The light source is a C-band tunable continuous wave (CW) laser with a maximum power of 12 dBm (Santec TSL-710C). The laser output is directed to a fibre polarization controller (FPC) and then splits into two parts: the signal light and the reference light, facilitated by a beam splitter (BS). The signal light is coupled into the HyArch PIC through FA, and the output signals from the HyArch PIC are detected by a pigtail PIN photodetector (PD) array and collected by a data acquisition module. The inclusion of reference light serves to mitigate signal jitter caused by external factors, such as mechanical vibrations and temperature fluctuations, enhancing the precision of our detection outcomes. A pigtail InGaAs PIN PD array as the receiver is used to realize integrated on-board photodetection, but its detection accuracy is limited, and the multi-channel optical power meter (Santec MPM-210) is used for high-precision photoelectric detection, such as calibration. The small form-factor pluggable (SFP) port of the development board can further integrate the transmitter of the optical module to realize end-to-end on-board optical multiply-accumulate operations. All measurements are implemented in standard room ambient conditions.

The theory of push-pull MZI modulator

The transfer function of a single push-pull MZI modulator can be expressed as:

$${E}_{{{{{{{{\rm{out}}}}}}}}}={E}_{{{{{{{{\rm{in}}}}}}}}}\left(\cos \left(\frac{\pi }{2}\frac{{\Delta }_{{{{{{{{\rm{P}}}}}}}}}}{{P}_{\pi }}\right)-jk\sin \left(\frac{\pi }{2}\frac{{\Delta }_{{{{{{{{\rm{P}}}}}}}}}}{{P}_{\pi }}\right)\right){e}^{j\left(\frac{\pi }{2}\frac{{\Sigma }_{{{{{{{{\rm{P}}}}}}}}}}{{P}_{\pi }}\right)}$$
(5)

where Pπ represents the half-wave power of the MZI, ΣP = (PA + PB)/2 denotes the average modulated power of the upper and lower arms, while ΔP = (PA − PB)/2 denotes power difference between the two arms. When k = 0, with the average power ΣP held constant, Eq. (5) reduces to the real number term multiplied by a fixed phase. This implies that an ideal push-pull MZI modulator, featuring an exact 50:50 splitter ratio, can achieve pure intensity modulation without altering the phase. Therefore, in principle, two cascaded push-pull MZIs can be employed to accomplish arbitrary multiplication of two real numbers. The tail phase shifter for each link is designed to compensate for the intra-link phase to achieve the coherent superposition between links.

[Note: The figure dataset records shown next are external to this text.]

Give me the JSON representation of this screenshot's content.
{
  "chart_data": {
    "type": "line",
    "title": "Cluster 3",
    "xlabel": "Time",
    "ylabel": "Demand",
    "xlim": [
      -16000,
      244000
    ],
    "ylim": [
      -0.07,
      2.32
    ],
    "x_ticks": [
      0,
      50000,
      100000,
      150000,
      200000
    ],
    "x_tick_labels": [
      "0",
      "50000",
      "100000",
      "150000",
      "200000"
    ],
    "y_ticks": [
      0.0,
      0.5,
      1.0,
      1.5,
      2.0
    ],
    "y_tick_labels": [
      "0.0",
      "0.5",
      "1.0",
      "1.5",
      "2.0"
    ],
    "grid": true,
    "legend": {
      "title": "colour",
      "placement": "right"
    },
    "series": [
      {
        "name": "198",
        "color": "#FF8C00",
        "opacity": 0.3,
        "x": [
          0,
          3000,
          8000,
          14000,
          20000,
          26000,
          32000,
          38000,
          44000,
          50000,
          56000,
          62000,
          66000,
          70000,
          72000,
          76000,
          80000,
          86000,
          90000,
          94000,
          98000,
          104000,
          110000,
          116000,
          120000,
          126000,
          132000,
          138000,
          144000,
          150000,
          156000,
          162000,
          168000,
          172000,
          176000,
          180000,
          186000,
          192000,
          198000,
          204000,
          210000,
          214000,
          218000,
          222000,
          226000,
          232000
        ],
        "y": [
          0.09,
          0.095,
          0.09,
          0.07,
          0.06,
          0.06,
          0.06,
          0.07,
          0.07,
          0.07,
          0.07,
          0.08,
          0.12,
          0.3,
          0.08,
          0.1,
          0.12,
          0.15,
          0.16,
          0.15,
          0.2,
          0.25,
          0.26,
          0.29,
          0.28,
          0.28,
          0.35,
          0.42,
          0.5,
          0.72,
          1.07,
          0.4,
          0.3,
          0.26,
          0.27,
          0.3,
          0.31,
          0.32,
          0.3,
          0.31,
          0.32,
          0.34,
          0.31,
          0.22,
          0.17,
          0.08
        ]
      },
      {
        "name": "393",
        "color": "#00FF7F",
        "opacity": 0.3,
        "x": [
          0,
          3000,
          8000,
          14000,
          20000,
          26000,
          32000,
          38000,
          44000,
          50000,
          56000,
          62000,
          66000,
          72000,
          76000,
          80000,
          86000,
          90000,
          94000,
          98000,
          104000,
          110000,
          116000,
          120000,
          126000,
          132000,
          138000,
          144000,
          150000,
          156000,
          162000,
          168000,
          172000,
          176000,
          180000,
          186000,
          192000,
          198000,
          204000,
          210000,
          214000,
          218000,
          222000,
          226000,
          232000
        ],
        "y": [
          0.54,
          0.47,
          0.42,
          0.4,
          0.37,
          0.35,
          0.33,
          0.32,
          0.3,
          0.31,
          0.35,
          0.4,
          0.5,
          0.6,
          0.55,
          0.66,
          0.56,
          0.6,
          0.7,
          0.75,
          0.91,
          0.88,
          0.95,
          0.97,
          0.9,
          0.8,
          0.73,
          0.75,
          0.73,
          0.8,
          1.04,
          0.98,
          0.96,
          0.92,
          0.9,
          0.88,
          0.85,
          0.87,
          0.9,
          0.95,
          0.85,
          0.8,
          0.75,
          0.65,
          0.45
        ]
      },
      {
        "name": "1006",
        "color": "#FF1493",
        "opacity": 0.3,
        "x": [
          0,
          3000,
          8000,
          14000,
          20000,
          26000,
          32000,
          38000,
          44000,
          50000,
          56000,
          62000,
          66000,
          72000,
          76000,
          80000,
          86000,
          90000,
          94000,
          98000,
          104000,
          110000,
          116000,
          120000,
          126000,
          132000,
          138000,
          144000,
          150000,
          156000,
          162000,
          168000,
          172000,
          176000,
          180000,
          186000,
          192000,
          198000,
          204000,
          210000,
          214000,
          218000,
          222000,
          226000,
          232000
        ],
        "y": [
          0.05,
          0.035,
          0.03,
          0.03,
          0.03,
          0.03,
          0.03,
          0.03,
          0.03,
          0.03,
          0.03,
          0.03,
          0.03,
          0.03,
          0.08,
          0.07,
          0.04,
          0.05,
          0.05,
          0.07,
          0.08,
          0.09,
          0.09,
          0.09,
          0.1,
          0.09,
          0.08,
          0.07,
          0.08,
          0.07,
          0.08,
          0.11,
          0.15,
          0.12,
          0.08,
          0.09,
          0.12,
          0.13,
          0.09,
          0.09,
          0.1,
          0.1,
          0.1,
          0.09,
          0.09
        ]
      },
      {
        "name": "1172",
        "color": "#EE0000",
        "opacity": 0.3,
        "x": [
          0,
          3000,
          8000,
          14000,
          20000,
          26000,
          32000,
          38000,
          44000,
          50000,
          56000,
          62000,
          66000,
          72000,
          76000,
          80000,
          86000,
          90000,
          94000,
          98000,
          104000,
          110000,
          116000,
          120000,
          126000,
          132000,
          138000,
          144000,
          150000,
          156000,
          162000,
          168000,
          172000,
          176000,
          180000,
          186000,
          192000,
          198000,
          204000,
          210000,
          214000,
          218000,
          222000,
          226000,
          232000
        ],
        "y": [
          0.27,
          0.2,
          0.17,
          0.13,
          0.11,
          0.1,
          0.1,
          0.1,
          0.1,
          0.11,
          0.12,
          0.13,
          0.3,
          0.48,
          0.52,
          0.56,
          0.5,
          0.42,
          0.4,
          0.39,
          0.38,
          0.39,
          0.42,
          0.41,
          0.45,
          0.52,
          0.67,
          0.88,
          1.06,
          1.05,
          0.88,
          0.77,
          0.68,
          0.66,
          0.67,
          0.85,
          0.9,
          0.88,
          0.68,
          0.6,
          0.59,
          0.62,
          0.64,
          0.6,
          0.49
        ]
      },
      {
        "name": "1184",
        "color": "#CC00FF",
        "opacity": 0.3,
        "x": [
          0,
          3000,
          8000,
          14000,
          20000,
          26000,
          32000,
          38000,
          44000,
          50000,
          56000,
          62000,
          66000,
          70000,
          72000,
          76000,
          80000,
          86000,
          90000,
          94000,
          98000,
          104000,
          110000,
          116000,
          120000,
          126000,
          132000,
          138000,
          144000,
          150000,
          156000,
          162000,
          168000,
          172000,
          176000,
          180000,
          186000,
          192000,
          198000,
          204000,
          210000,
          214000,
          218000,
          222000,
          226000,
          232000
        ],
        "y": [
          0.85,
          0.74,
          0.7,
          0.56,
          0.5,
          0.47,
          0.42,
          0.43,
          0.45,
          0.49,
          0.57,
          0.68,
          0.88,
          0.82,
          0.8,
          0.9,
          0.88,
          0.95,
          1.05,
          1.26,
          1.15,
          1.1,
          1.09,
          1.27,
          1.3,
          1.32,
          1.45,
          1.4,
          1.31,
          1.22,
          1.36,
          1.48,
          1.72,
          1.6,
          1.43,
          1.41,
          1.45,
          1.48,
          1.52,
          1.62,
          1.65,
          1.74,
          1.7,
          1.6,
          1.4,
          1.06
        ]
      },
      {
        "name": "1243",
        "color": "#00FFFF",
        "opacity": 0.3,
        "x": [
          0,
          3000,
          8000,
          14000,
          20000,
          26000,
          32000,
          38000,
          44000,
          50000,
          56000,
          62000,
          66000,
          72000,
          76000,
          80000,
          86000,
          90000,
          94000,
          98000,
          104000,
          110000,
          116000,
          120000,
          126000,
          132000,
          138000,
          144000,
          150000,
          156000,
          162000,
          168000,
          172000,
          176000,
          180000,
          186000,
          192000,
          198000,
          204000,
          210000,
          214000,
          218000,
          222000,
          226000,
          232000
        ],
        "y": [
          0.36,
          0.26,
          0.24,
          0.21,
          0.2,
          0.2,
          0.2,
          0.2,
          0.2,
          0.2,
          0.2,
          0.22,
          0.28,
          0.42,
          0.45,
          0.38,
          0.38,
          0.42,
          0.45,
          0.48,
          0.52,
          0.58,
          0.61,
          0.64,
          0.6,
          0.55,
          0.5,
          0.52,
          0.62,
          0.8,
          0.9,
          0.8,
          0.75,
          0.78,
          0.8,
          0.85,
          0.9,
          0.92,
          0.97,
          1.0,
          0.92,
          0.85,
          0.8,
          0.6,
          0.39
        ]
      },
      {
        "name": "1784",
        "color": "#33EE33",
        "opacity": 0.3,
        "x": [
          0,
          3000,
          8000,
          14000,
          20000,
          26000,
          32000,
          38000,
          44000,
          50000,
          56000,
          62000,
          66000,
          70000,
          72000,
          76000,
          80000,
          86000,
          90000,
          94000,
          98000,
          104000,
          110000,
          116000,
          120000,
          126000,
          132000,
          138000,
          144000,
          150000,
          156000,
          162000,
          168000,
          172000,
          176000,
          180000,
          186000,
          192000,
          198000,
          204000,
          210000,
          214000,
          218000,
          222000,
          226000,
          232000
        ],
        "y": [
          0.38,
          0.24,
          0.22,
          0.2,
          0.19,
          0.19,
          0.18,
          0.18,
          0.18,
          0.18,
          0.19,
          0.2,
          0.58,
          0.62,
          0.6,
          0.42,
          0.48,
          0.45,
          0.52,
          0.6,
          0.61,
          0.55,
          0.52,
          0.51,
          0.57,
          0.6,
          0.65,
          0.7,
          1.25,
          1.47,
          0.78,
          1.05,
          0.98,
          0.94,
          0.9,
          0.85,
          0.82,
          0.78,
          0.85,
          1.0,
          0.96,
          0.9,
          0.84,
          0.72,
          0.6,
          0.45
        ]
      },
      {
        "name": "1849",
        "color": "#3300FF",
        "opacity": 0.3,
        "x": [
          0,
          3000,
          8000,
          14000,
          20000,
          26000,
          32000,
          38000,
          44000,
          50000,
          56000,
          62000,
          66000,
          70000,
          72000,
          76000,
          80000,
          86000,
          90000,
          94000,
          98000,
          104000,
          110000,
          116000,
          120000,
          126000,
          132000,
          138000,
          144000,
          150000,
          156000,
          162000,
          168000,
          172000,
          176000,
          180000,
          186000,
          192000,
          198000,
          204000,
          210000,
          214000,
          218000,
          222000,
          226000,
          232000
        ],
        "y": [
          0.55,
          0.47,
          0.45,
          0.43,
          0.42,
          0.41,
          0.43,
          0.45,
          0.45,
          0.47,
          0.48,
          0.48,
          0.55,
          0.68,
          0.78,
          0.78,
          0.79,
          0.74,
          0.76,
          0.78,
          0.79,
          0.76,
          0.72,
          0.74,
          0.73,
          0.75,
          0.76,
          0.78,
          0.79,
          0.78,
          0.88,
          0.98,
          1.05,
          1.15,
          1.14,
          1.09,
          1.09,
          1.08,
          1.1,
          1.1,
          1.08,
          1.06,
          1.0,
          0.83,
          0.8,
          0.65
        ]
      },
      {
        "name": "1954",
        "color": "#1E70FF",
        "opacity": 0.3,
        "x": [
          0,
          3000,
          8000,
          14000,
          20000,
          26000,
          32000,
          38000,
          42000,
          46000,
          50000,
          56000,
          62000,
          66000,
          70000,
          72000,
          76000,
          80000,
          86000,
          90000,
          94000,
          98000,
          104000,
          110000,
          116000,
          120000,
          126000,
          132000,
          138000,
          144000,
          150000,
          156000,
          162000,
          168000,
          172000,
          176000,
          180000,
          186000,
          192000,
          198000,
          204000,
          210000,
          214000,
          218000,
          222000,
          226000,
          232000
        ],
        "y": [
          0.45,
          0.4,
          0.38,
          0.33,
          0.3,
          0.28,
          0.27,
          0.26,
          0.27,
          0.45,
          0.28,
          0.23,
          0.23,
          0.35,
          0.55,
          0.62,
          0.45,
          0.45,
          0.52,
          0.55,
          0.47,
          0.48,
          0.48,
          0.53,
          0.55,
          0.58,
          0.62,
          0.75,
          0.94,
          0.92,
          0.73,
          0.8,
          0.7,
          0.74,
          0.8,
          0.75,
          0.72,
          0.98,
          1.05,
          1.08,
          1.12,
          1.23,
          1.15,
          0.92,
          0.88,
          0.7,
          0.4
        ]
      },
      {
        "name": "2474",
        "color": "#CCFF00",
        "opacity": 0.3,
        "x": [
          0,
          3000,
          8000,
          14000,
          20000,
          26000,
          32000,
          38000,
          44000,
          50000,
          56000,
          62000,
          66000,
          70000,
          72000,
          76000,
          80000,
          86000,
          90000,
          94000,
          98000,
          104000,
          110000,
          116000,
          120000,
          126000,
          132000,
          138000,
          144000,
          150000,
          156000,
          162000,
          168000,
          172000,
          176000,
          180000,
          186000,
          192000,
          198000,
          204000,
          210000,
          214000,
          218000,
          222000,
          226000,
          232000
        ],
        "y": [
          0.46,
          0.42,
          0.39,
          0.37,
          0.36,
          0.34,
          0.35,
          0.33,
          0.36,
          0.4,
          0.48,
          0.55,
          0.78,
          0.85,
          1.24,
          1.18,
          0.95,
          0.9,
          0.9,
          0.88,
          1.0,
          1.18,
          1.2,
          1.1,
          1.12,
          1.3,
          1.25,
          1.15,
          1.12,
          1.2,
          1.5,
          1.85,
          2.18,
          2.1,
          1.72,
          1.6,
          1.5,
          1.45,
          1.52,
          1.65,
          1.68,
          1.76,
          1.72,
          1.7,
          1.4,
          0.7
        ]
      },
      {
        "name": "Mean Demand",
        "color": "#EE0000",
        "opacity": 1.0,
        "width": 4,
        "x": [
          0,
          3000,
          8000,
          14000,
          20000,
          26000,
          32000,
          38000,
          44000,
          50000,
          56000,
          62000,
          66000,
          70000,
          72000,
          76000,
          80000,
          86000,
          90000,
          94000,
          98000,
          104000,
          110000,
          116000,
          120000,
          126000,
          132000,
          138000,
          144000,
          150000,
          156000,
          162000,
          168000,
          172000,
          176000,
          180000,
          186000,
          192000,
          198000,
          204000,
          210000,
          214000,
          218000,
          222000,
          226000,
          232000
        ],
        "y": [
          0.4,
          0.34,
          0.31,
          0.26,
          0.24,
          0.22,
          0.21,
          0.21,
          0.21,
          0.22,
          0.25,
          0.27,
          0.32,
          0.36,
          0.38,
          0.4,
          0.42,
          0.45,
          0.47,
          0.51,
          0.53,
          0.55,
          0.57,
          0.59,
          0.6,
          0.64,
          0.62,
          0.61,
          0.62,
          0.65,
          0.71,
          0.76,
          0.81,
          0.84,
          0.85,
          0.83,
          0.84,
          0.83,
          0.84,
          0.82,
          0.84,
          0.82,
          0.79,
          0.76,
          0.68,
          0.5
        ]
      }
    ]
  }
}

Training details of reinforcement learning models

The environment of the cliff walking task is a built-in grid world environment in the Gym framework. The dataset for perovskite materials synthesis is sourced from ref. 47. Perovskite material structures adhere to substitution structure design rules, and their energies are determined through density functional theory (DFT) calculations. Agent parameters, including the learning rate α and discount factor γ, are configured as 0.01 and 0.9, respectively. To improve search efficiency, we restrict the maximum number of exploration steps to 300 within each episode. For a better exploration of the environment, Q-learning uses the ϵ-greedy method for agent training, allowing a probability of ϵ to randomly select actions:

$${\pi }_{{{{{{{{\rm{act}}}}}}}}}(s)=\left\{\begin{array}{ll}\mathop{{{{{{\mathrm{arg}}}}}}\; {{{{{\mathrm{max}}}}}} }\limits_{a\in A}{Q}_{{{{{{{{\rm{opt}}}}}}}}}(s,a),&\,{{\mbox{prob}}}\,=1-\epsilon \\ \,{{\mbox{random from}}}\,\,A(s),&\,{{\mbox{prob}}}\,=\epsilon \end{array}\right.$$
(6)

where πact(s) is the exploration policy under state s. Equation (6) represents the ϵ-greedy algorithm, exploring with a probability of ϵ and exploiting with a probability of 1−ϵ. In the early stage of model training, increased exploration is necessary to find the target. With the growing number of training episodes, the exploration rate should be continuously reduced to achieve rapid convergence of the model. Therefore, the value of ϵ decreases by Δϵ in each episode. The initial ϵ value ϵ0 is set to 0.9, with an ϵ decrement of ΔϵCW = 1 × 10−3 in cliff walking (CW) and ΔϵMS = 5 × 10−6 in material synthesis (MS).